When that happened that was my first time being around her falling. I want to be able to protect her. So, I start hovering over every move she made. And eventually she tells me to stop. At first, it made me angry, because I’m thinking to myself, she needs me to help her. And I’m angry because she won’t let me help her. Then it dawned on me, I never asked her if she needed my help. I just assumed she did. Because in my mind she’s sick and she can’t do this on her own. But then I realized that she needed that independence. She needed to be in control of her life and how she did things. It was a little hurtful at first. I guess because I wanted her to need me. And she explained to me that she does need me. She needs me for support and understanding and to know that yes, she has MS, but it does not define her. It may be days that she is a little more tired than usual, a bit slower, or she may forget something that may be important and that’s ok. Because the MS monster snatches all 3 of those things when it wants to. I realized that the help that I give her should be on her terms, her wants and needs. Not mine. I want her to do all the things that she is able to do for as long as she’s able to. I never want her to feel like she’s less than or that she’s a burden.
I want to be honest with her. That yes, sometimes, seven years later, I lay in my bed at night and I think about the day in the grocery store and I cry. I cry now because I never knew she could be so strong. The way she is handling this monster. The way that she is a great mother to her children and gives them 110% even on her not so good days. That she’s a great friend to so many and tries to help anyone with anything she can. They say God gives some of his toughest battles to his strongest soldiers. I can never say that I don’t know anyone with MS anymore, because I have a sister with MS. I can honestly say I never even looked up what MS was, until it came for my family. I don’t know about others, but it sure has taught me a lot. I know when a lot of people look at my sister; especially if she’s just sitting down, you wouldn’t think anything is wrong. Because as some would say she doesn’t look sick. But really, what does sick look like? I know when I’ve showed a picture of her and I, and someone says that stupid phrase, I immediately get upset and on the defensive side.

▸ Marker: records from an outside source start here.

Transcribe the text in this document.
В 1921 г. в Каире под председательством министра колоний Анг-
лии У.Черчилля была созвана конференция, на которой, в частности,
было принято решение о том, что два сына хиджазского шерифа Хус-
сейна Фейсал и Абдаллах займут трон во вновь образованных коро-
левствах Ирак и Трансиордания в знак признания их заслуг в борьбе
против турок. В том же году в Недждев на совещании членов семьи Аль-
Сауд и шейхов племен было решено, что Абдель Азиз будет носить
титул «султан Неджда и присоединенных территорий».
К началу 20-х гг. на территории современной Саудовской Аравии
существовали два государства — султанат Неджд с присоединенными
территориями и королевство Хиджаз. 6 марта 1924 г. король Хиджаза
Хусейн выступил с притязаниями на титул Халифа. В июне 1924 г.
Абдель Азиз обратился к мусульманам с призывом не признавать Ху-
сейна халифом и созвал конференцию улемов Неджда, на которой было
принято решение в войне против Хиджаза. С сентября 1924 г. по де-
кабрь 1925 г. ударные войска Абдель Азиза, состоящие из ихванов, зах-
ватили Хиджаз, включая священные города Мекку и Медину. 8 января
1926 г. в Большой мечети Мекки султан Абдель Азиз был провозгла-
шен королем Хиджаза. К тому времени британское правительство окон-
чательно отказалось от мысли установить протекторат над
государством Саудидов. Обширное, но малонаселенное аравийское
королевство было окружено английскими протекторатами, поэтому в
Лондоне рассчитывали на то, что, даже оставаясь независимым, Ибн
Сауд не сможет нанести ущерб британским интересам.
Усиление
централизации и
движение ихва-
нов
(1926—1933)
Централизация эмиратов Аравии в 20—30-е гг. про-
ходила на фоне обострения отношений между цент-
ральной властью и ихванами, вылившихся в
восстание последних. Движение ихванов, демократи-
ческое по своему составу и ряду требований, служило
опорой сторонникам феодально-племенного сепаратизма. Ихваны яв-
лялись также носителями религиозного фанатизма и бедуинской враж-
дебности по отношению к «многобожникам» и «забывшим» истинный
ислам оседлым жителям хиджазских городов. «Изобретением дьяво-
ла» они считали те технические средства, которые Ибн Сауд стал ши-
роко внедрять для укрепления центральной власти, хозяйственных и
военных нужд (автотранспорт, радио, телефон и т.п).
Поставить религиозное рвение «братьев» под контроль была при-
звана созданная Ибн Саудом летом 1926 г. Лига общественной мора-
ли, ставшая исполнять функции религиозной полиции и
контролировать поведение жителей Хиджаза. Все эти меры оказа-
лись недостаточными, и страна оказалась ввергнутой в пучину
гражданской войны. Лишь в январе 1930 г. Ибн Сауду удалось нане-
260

I don’t want anyone to ever make her feel like she doesn’t belong or she shouldn’t be included just because sick doesn’t look like what they think it should. After I realized that she is stronger than what I gave her credit for, I understood what my role is. That is to research for myself about the disease, understand and not be ignorant to think that everyone who has MS is going to be the same. To be an advocate for my little sister when she needs me to be. I don’t know where MS is going to take my family. All I know is I’m going to be in her corner as long as God will allow me to be. I will continue to let her know and to show her that I love her so much. We always think we have time. My sister and I know better than anyone, that life can change in a nanosecond. It did for my family in the biggest way but we won’t let it define US.